Friday, August 19, 2005
well, that was an article of about ... what .. 500 words by Joel? (haven't counted). Of which this phrase:
"no matter what the XP fanatics claim. They’re just wrong on this point and I can’t be any clearer than that."
... about 20 words touches on his apparent misconceptions over what XP is or isn't. (I say apparent because I just don't know, or care that much, frankly.)
Now weight of content is obviously not proportional to word count, but even so, the weight of comment on these pages seems to focus quite diproportionately on the near-mortal wound his sprolsky-ness attempted to inflict on XP.
It all seems a bit out of proportion. I can't help feeling that you'd all have been saying the same stuff about top down, or structured, or whatever, a few years back. I'm sure that XP has valuable things to offer. But does it really matter THAT much? (That is, that much more than the useful and valuable content that may be in that article - if youi care to notice ...)
Curt Sampson, great rundown. I think it is clear Joel messed up on that BDUF/XP statement. I wish he'd comment on that now that this discussion has gone on all week. On the other hand, he is now in a position where he can make an ill-conceived but controversial jab like this and cause a great deal of discussion and attention, so it is not in his best interest to revisit it.
Friday, August 19, 2005
XP, for some reason, seems at least a little bit more (perhaps a lot more) subject to straw-man arguments than other things out there. A perfect example was a book I once saw (the name entirely escapes me, sorry) claiming to point out many problems with XP. It often did this by telling little stories that pointed out nothing but that really stupid people who don't know XP can screw things up badly.

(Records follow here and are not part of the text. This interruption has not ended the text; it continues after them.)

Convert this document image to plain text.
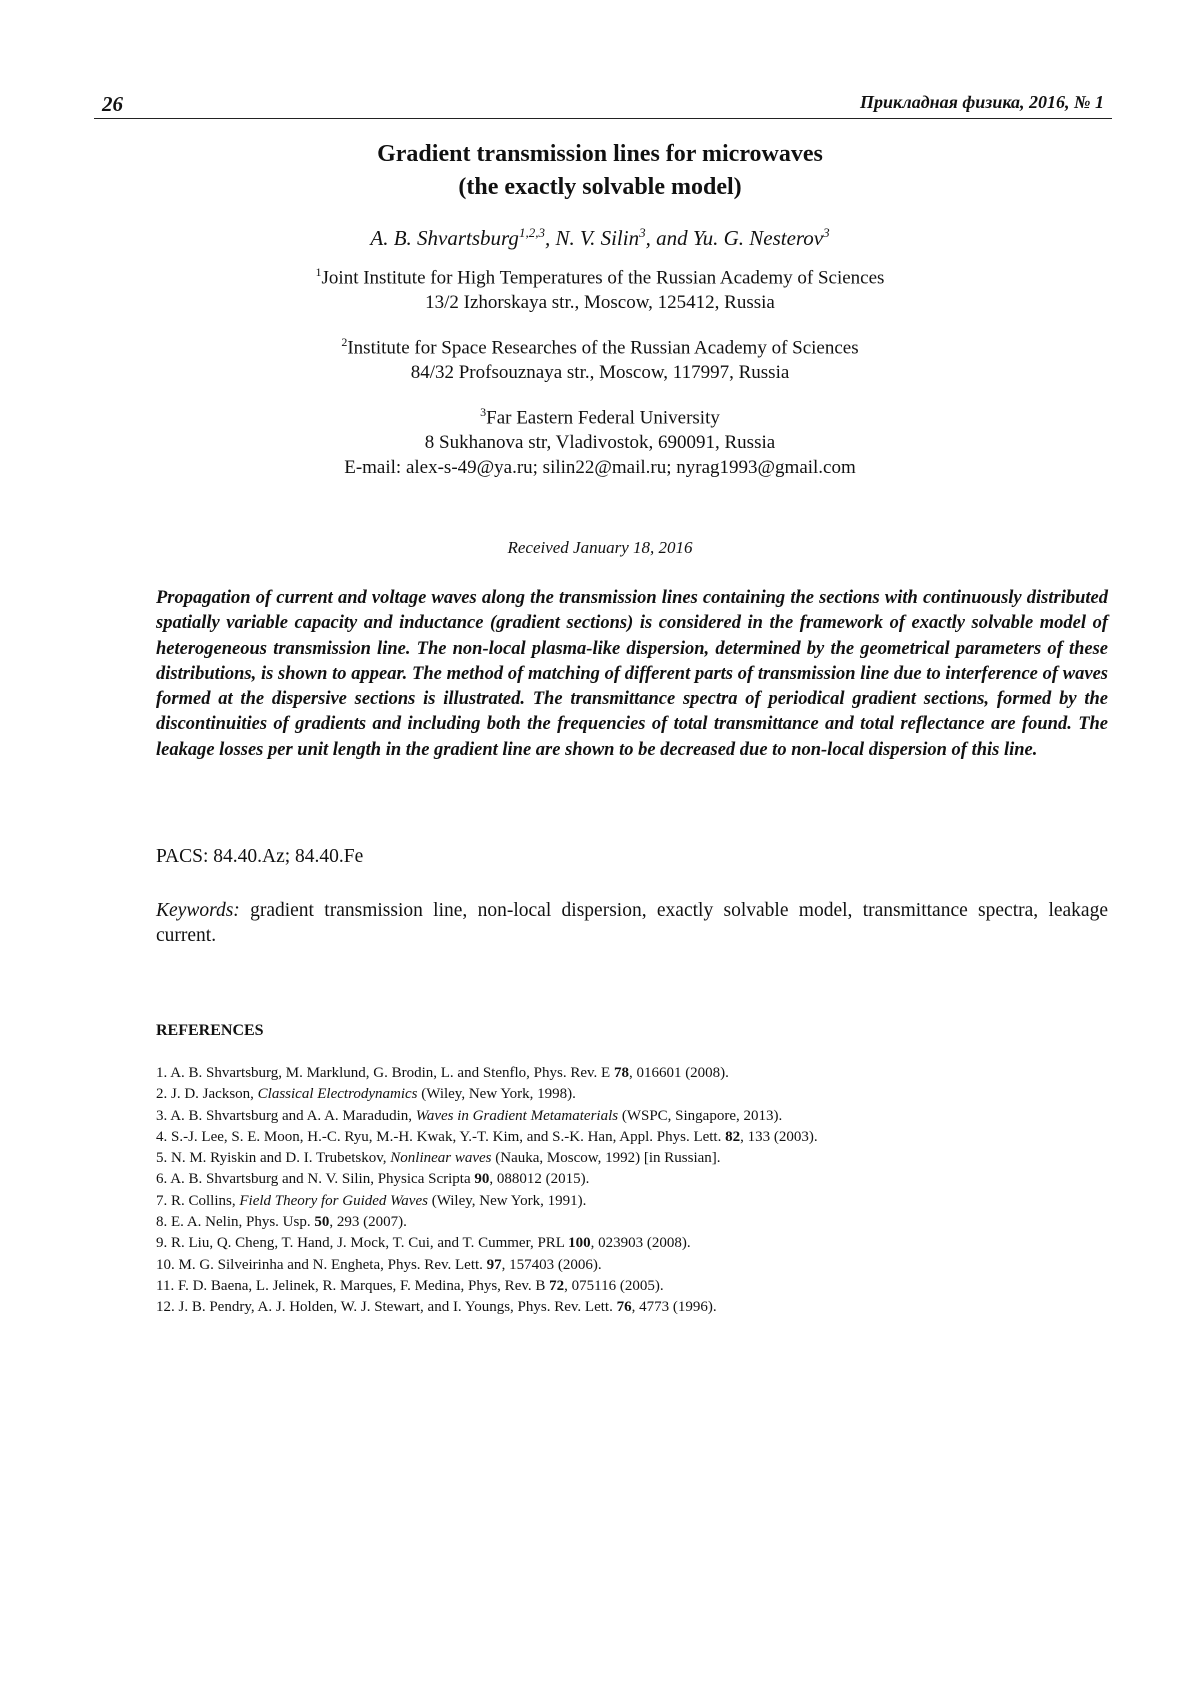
26	Прикладная физика, 2016, № 1
Gradient transmission lines for microwaves
(the exactly solvable model)
A. B. Shvartsburg$^{1,2,3}$, N. V. Silin$^3$, and Yu. G. Nesterov$^3$
$^1$Joint Institute for High Temperatures of the Russian Academy of Sciences
13/2 Izhorskaya str., Moscow, 125412, Russia
$^2$Institute for Space Researches of the Russian Academy of Sciences
84/32 Profsouznaya str., Moscow, 117997, Russia
$^3$Far Eastern Federal University
8 Sukhanova str, Vladivostok, 690091, Russia
E-mail: alex-s-49@ya.ru; silin22@mail.ru; nyrag1993@gmail.com
Received January 18, 2016

Propagation of current and voltage waves along the transmission lines containing the sections with continuously distributed spatially variable capacity and inductance (gradient sections) is considered in the framework of exactly solvable model of heterogeneous transmission line. The non-local plasma-like dispersion, determined by the geometrical parameters of these distributions, is shown to appear. The method of matching of different parts of transmission line due to interference of waves formed at the dispersive sections is illustrated. The transmittance spectra of periodical gradient sections, formed by the discontinuities of gradients and including both the frequencies of total transmittance and total reflectance are found. The leakage losses per unit length in the gradient line are shown to be decreased due to non-local dispersion of this line.

PACS: 84.40.Az; 84.40.Fe

Keywords: gradient transmission line, non-local dispersion, exactly solvable model, transmittance spectra, leakage current.

REFERENCES
1. A. B. Shvartsburg, M. Marklund, G. Brodin, L. and Stenflo, Phys. Rev. E 78, 016601 (2008).
2. J. D. Jackson, Classical Electrodynamics (Wiley, New York, 1998).
3. A. B. Shvartsburg and A. A. Maradudin, Waves in Gradient Metamaterials (WSPC, Singapore, 2013).
4. S.-J. Lee, S. E. Moon, H.-C. Ryu, M.-H. Kwak, Y.-T. Kim, and S.-K. Han, Appl. Phys. Lett. 82, 133 (2003).
5. N. M. Ryiskin and D. I. Trubetskov, Nonlinear waves (Nauka, Moscow, 1992) [in Russian].
6. A. B. Shvartsburg and N. V. Silin, Physica Scripta 90, 088012 (2015).
7. R. Collins, Field Theory for Guided Waves (Wiley, New York, 1991).
8. E. A. Nelin, Phys. Usp. 50, 293 (2007).
9. R. Liu, Q. Cheng, T. Hand, J. Mock, T. Cui, and T. Cummer, PRL 100, 023903 (2008).
10. M. G. Silveirinha and N. Engheta, Phys. Rev. Lett. 97, 157403 (2006).
11. F. D. Baena, L. Jelinek, R. Marques, F. Medina, Phys, Rev. B 72, 075116 (2005).
12. J. B. Pendry, A. J. Holden, W. J. Stewart, and I. Youngs, Phys. Rev. Lett. 76, 4773 (1996).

Joel made a statment implying someting about XP that is demonstrably and obviously (to those who know XP reasonably well) false. We should let this go uncommented-upon?
I don't really care if you use XP in your project. In fact, don't; that will just increase my competitiveness if we ever happen to be competing in similar circumstances. But I don't like to see comments going around that will mislead people about what XP really is, and what it does or doesn't allow, because that may put off someone that I may want to hire one day.